This is the prosecution's fourth attempt to try Hammond for the 2009 murder of Troya Sheckles. He is charged with murder, retaliating against a participant in the legal process, intimidating a participant in the legal process, unlawfully providing a handgun to a juvenile and being a persistent felony offender.

The reason this is Hammond's fourth trial is in large part because of prosecutors not properly turning over evidence, causing repeated mistrials and delays.

During the taped interview played for jurors on Monday, Ike Kinnison, identified as a friend of Dejuan Hammond's, told an LMPD detective that Hammond told him he had no choice but to have Sheckles killed because she was going to testify against Hammond's younger brother, Lloyd.

Kinnison now denies the truth of that statement, saying he made it because he was under pressure from detectives.

Also on Monday, prosecutors asked Judge Angela McCormick Bisig not to allow the defense to again mention that the Commonwealth's Attorney's Office is conducting an internal investigation into a former prosecutor's handling of the Hammond case.

In his opening, Ted Shouse, an attorney for Hammond, told jurors that the office was investigating why former prosecutor Tom Van De Rostyne didn't turn over a summary of a 2009 interview Hammond's former girlfriend, Princess Bolin, had with investigators in which she supplied him with an alibi.

"They are going to ask you to convict Dejuan while they are under investigation themselves," Shouse told jurors during his opening.

Assistant Commonwealth's Attorney Dorislee Gilbert asked that Bisig tell jurors to not consider those statements and forbid any future mention of the investigation, as it is not relevant to the trial.
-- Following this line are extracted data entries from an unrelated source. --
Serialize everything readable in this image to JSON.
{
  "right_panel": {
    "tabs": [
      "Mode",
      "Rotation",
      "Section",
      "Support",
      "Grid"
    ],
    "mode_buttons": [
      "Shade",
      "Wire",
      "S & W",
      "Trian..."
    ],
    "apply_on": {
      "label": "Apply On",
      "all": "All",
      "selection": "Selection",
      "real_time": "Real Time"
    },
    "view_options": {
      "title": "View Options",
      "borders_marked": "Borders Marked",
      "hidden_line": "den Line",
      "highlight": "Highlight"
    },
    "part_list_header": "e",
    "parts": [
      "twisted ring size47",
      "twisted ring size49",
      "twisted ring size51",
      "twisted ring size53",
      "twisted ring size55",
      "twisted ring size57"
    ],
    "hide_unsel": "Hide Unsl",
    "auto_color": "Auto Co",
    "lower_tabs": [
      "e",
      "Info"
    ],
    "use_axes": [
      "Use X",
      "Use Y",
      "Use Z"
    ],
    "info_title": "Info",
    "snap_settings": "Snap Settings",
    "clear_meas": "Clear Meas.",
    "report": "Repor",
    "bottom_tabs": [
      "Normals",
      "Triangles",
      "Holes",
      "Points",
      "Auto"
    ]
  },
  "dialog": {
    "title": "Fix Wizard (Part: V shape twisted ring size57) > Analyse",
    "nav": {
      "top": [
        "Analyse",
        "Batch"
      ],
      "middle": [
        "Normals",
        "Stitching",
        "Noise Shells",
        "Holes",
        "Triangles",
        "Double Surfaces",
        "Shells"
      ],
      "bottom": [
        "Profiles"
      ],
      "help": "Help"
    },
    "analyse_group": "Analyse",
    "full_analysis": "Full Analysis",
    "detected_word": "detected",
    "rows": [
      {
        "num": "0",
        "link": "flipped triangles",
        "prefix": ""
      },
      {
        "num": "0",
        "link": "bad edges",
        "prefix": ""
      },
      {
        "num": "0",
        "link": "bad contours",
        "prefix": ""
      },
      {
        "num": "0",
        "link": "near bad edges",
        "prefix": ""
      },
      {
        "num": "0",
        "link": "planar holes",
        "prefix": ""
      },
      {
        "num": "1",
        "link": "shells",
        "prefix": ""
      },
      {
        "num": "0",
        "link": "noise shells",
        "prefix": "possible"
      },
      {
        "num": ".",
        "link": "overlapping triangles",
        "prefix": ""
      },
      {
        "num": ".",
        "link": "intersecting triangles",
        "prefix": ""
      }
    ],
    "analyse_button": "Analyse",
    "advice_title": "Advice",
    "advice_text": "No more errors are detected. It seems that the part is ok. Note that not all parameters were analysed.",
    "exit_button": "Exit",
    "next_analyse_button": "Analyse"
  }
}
Shouse told Bisig the investigation goes to the "heart" of the defense of Hammond, that the case was bungled from the beginning.

Bisig said the internal investigation is still pending and there has been no finding of wrongdoing, so using it as a "sword" in the trial would be "inappropriate."

However, she said prosecutors did not object during Shouse's opening, so she would not ask the jurors to ignore that statement.

Shouse asked that he be allowed to research the issue and argue later that he should be able to mention the investigation during his closings, which Bisig allowed.

The trial will resume Tuesday morning and could be finished by the end of the week.